Callaway says it’s important to make time to slow down periodical­ly and take a break from the hectic pace of life.

“The No. 1 most repaired button on an elevator is the ‘Close Door’ button,” he notes. “We’re in such a hurry we can’t stand still for two more seconds.”

One of the contributo­rs to life’s fast pace is technology, which enables us to be connected 24/7 — but often at the expense of personal face-to-face connection­s.

With his own kids, Callaway says there was a family rule of no phones at the dinner table. “We eat together and talk together,” he adds, pointing out that families need to “recognize the importance of simple acts like that.”

Callaway says that rule also applies when he’s eating out with a group. The cellphones are placed in the centre of the table and “we’re just going to visit.
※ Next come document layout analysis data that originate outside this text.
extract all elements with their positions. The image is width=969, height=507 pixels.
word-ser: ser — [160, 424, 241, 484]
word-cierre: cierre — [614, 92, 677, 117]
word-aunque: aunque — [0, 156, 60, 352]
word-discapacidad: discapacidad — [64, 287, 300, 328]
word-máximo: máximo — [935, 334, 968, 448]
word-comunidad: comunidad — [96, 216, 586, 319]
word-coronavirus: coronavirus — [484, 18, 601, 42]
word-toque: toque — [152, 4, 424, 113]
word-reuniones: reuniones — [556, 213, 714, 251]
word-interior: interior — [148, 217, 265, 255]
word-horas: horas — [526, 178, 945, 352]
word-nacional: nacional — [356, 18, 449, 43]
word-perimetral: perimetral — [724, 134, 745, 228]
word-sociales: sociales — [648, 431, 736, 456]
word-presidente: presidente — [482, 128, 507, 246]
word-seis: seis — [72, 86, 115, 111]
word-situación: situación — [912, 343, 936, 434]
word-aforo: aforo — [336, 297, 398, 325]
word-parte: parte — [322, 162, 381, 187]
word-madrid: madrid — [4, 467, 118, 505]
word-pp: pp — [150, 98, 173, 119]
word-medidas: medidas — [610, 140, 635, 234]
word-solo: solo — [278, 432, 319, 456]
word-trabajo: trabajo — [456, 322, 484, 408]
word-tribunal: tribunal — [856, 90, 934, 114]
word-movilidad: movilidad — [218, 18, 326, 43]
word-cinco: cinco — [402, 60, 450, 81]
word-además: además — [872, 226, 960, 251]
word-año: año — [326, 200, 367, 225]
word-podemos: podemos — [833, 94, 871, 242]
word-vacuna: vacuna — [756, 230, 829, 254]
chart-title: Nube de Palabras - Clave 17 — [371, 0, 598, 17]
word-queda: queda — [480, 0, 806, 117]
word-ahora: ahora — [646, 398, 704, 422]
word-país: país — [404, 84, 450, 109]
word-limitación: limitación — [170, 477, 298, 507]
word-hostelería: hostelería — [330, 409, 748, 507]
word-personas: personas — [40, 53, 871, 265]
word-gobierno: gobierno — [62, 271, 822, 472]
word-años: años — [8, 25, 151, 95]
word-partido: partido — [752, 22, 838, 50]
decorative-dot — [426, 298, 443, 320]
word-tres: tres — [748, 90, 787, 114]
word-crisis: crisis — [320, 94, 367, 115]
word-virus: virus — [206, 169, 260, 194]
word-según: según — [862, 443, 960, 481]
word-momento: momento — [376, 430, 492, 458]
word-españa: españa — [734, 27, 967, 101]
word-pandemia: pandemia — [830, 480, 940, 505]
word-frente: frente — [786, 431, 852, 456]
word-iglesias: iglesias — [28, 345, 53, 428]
The first guy who picks up his phone pays for the meal.”

He recently came across research showing that “depression can be directly linked to the time spent on Facebook.” The problem, he says, is some people get into comparing their lives with other people’s lives based on Facebook pages, and can become depressed when their lives don’t seem to measure up.

Callaway has found some Christians seem to have the view that humour is somehow unChristia­n, and he has even been taken to task for using humour in his message. “There’s no record of Jesus laughing, why do you?” he has been told.

“We’d be dead without the incredible gift of laughter,” he adds.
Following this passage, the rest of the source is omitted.